Manny checks into the Oakland series at 37 HR, with Ortiz at 34. With 27 games to go, it’s a foregone conclusion that Manny will hit 40, and David Ortiz – barring a collapse, will see 40 HR also. So when’s the last time the Boston Red Sox had two 40-HR guys? To find that, I had to travel all the way back to 1969 to see that one of the people that swatted 40 for Boston that year was Carl Yastrzemski.
Okay, so whose the other person? I guessed maybe Tony C. Wrong. Reggie Smith? Nope. Jim Rice? Hadn’t arrived yet. So who was it? None other than … Rico Petrocelli, he of the career .251/.332/.420 line. In his career 1969 season, Rico Petrocelli hit .297/.403/.589, knocking in 40 HRs along with 97 RBI. He would never come close to these totals again, although he did knock in 103 runs in 1970 – but his HR total dipped to 29, along with a .261/.334/.473 line.
Rico always had a good OBP in relation to his batting average, consistently posting differences of the two at .90, which is phenomenal. I put the bar at .60 – if you are at .50, it’s acceptable, but at .60 is good. Anything higher than .60 is great. For comparison, Ortiz’s difference is .60, and Manny’s is .90 this year. Rico Petrocelli’s career average line was boosted by those .291 and .267 seasons. Without those seasons and more normal seasons, he would have been a career .240 hitter.
Someone needs to send a letter to Rico Petrocelli asking him what he ate for breakfast every day in 1969 and why he stopped doing so.
Should the Red Sox MVP — and for that matter, the American League MVP go to Manny or Ortiz? What about Johnny Damon? He’s been having an unbelievable year, .314/.390/.471 which is only bested by his breakthrough 2000 season. Damon has knocked in 66 runs while scoring 106 – and before the injury (but even still then) he had a chance to make a career best out of runs scored, which currently sits at 136 (in 2000).
Let’s check in on some more in-depth statistics for Johnny Damon, found at the fledging Red Sox Stats, in which we find this:
Developed by Bill James to measure a player’s offensive contributions beyond batting average. Secondary Averages of leagues are always very similar to the league batting average, but player secondary averages run from .100 (for truly inept offensive players) to upwards of .600.
Johnny Damon checks in at .378. (Same as Pokey Reese, better than Orlando Cabrera. Manny Ramirez, David Ortiz, Doug Mirabelli, and Jason Varitek are all over .600.)
An abstract statistical rate intended to correct for the double-weighting given to batting average in the runs created formula. An Offensive Index of 10 indicates a very weak hitter; an Offensive Index of 30 or more is a superstar.
Johnny Damon checks in at 23, while Manny hits 30 and Ortiz at 28. Millar and Mueller have 22 apiece.

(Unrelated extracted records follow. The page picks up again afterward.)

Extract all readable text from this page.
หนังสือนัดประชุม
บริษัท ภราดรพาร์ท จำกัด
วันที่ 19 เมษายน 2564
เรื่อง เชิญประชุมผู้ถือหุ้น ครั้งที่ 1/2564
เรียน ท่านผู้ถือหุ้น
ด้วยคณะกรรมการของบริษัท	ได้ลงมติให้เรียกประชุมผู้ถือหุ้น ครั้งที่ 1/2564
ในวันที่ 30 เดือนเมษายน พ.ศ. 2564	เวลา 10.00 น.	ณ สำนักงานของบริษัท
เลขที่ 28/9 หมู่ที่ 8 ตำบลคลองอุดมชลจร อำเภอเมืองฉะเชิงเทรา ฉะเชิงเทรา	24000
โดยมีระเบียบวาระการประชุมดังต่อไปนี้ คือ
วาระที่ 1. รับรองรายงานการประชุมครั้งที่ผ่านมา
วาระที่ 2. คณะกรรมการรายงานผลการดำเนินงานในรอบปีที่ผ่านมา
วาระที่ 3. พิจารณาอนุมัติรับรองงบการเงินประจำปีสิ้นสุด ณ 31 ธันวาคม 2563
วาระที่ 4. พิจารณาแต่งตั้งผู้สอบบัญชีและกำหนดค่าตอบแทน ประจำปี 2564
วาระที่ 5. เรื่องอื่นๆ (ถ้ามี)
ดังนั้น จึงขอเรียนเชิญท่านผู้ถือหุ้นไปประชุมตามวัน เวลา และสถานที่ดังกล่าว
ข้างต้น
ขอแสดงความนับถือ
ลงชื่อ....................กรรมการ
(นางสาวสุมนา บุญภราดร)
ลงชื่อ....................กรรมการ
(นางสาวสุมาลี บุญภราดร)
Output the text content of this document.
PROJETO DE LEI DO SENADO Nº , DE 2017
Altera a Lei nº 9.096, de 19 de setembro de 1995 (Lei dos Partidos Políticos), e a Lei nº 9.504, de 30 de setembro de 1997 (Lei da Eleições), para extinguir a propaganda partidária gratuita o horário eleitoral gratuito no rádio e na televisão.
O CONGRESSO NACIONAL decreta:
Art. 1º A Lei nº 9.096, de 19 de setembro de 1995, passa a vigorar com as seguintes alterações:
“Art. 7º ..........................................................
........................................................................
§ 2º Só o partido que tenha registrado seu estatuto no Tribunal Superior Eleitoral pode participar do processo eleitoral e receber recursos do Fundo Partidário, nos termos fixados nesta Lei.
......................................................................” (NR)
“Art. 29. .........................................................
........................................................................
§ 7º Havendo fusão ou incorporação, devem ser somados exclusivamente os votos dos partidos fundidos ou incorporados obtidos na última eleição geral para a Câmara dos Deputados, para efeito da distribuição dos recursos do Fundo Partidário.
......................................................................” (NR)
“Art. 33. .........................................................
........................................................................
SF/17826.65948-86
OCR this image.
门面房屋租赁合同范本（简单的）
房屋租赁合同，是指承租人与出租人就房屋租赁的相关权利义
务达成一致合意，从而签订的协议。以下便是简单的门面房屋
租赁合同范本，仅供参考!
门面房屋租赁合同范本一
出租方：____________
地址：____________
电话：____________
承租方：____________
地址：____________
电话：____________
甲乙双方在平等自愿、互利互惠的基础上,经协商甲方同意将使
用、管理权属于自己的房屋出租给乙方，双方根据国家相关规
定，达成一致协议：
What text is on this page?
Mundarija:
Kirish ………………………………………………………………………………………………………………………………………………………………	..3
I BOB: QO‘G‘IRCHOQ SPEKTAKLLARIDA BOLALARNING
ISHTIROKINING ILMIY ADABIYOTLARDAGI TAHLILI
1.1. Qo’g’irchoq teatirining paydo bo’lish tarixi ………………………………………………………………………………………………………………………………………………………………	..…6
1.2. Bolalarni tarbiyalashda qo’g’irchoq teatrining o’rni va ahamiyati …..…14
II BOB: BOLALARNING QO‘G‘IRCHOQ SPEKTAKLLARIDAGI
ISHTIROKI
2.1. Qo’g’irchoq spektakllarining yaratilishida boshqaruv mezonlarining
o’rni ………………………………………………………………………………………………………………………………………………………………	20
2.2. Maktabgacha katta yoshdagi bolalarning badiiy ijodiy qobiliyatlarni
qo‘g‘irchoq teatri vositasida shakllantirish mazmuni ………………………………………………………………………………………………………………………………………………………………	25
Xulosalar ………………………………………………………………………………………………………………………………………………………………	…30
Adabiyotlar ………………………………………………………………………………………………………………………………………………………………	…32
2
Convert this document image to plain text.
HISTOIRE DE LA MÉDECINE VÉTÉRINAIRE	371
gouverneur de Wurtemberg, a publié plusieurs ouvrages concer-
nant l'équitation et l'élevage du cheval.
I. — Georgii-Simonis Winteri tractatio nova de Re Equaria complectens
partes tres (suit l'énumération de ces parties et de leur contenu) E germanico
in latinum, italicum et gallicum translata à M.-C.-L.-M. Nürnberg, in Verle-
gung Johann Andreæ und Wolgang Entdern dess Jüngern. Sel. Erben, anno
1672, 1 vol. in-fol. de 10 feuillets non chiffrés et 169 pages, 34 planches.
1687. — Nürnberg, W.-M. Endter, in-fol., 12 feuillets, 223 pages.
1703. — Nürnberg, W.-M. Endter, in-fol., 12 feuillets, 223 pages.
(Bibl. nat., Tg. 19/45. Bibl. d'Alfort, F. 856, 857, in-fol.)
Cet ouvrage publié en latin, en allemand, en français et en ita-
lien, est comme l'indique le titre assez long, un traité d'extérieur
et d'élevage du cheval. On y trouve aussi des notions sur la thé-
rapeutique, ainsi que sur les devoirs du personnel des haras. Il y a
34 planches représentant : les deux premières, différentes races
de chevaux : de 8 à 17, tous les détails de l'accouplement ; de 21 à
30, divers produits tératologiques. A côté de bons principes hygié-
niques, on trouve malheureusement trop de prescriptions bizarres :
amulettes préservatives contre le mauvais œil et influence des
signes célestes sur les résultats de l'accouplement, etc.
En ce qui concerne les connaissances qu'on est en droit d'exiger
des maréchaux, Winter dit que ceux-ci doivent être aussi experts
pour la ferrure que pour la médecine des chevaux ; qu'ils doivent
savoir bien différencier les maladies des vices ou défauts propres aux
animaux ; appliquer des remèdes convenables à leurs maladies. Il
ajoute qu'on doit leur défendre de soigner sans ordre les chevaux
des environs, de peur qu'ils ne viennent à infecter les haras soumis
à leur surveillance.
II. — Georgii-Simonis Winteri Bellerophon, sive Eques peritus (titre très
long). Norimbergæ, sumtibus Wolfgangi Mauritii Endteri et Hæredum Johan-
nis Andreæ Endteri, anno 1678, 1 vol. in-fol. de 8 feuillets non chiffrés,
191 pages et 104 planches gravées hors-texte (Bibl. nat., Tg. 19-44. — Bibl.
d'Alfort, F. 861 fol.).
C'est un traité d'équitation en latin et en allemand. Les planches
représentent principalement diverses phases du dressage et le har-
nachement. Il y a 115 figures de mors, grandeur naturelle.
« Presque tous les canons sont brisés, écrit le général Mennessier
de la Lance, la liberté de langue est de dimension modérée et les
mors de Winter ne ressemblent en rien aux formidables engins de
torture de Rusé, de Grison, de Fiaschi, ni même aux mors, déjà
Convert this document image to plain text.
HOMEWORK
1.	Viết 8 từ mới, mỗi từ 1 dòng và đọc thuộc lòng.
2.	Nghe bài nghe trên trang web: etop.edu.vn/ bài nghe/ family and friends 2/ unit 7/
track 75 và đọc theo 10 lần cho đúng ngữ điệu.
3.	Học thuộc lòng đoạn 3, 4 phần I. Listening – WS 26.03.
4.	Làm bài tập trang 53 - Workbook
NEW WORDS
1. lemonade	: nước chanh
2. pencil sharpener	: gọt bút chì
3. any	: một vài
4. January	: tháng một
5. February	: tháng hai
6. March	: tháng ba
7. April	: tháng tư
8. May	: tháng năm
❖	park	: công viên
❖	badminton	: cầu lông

A measure of a player’s strike zone judgment ? the raw ability to distinguish between balls and strikes ? used as a leading indicator for batting average. Similar in usage to a pitcher’s Command ratio. The best hitters have eye ratios over 1.00 (indicating more walks than strikeouts) and are the most likely to be among a league’s .300 hitters. At the other end of the scale are ratios less than 0.50, which represent batters who likely also have lower BAs.
Johnny Damon checks in at 1.16, easily tops on the Red Sox. No other Sox gets higher than 0.87, which is Doug Mientkiewicz.
Couple all the above, plus his leadoff abilities and the recent offensive slump through the Texas series when it was missing a certain player in the lineup, and you may just have your Most Valuable Player. Unfortunately, the voting will split among the four most deserving – Manny, Ortiz, Damon, and Varitek. But I’d rather have 4 MVP worthy candidates than one, who wins the trophy for he got all the votes.